Ian Carr & Nucleus - The Torrid Zone

Five stars

A mate of mine has had most of these albums on vinyl for years, and I recall listening to them many, many moons ago. It’s not that I didn’t like them then. But sometimes you only really get into something when the time is right for you. I think I needed a set like this to arrive, so I could easily get into Ian Carr and his Nucleus band.

The boxed set is a nice clamshell affair, with five CDs in card covers that cover nine albums. There are some very detailed and knowledgeable reviews of this set elsewhere on’t interweb (I’ll link to the best one when I get a round tuit).

So I’ll confine myself to a more personal response, here. Ian carr was – as is very obvious when you hear this music – a major Miles Davis fan. And in this music he takes ‘late’ electric Miles as a starting point.

Miles himself did relatively little in this vein, in the context of his entire and very prolific career, before semi-retiring. And some of this stuff, whilst interesting, isn’t the easiest to appreciate, especially where it crosses – mostly thanks to his musical cohorts – into ‘free jazz’ type territory.

Ian Carr and Nucleus take the Miles type influences, along with many others of the times, and combine them in such a way that it’s both very similar, and the influence is very obvious, and yet the music itself is actually more focussed and, in all honesty, palatable.

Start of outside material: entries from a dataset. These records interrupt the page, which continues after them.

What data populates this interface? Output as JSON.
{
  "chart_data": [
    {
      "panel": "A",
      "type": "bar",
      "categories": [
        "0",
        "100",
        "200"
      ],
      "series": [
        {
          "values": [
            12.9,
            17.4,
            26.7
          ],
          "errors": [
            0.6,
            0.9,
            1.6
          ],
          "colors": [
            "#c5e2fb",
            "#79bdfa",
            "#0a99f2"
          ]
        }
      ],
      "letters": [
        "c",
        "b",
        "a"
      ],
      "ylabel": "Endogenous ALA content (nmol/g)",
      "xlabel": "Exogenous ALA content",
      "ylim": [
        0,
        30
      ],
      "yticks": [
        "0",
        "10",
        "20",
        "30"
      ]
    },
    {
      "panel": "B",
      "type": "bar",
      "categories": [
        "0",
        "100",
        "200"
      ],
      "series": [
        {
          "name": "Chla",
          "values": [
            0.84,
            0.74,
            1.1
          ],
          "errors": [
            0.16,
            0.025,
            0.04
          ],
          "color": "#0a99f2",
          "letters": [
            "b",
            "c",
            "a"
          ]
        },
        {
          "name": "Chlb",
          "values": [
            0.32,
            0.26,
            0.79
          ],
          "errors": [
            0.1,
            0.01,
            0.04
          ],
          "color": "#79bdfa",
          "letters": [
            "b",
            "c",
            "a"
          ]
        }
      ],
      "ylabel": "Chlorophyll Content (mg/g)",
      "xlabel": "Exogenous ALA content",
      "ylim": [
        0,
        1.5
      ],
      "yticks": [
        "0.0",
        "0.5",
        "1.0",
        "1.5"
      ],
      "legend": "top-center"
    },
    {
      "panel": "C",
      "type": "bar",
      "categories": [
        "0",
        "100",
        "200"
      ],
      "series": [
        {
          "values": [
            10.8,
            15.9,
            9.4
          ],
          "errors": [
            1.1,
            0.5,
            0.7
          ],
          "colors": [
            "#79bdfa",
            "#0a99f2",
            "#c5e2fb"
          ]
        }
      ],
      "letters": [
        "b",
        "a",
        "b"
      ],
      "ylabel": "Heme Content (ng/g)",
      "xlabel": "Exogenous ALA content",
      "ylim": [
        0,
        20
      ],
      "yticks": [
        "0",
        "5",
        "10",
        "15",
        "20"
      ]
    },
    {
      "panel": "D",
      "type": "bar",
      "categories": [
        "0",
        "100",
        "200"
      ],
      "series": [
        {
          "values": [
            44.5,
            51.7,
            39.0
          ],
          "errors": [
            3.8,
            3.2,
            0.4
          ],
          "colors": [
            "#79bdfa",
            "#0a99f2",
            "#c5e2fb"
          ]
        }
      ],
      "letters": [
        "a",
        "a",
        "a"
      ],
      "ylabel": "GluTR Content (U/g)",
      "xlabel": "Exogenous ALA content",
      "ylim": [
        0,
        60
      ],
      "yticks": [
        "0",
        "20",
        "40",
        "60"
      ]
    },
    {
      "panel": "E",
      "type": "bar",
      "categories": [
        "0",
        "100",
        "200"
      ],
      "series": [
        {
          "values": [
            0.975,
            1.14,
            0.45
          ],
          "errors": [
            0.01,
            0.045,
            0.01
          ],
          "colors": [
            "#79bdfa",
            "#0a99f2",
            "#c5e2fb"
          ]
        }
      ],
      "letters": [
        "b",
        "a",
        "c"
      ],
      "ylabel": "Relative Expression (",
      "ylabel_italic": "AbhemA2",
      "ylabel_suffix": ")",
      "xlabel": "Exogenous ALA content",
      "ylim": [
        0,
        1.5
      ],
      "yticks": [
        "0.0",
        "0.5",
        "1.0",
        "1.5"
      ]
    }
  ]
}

Nor is it so derivative as to be redundant. Indeed, it’s basically someone taking up the musical torch and carrying it on and into further territory. So I don’t really want to (but probably already have!) overstate the whole Miles thing.

What this is, is great early ’70s fusion, blending jazz, funk, rock, even a bit of folk and prog, into a heady blend, both typical of its time, and yet pretty unique in its exact flavour combinations.

An excellent set, filled with great music. If you like music that goes its own way, and at the same time celebrates and venerates its inspirations, and you love the sounds of this period, as I do, this is an essential listen.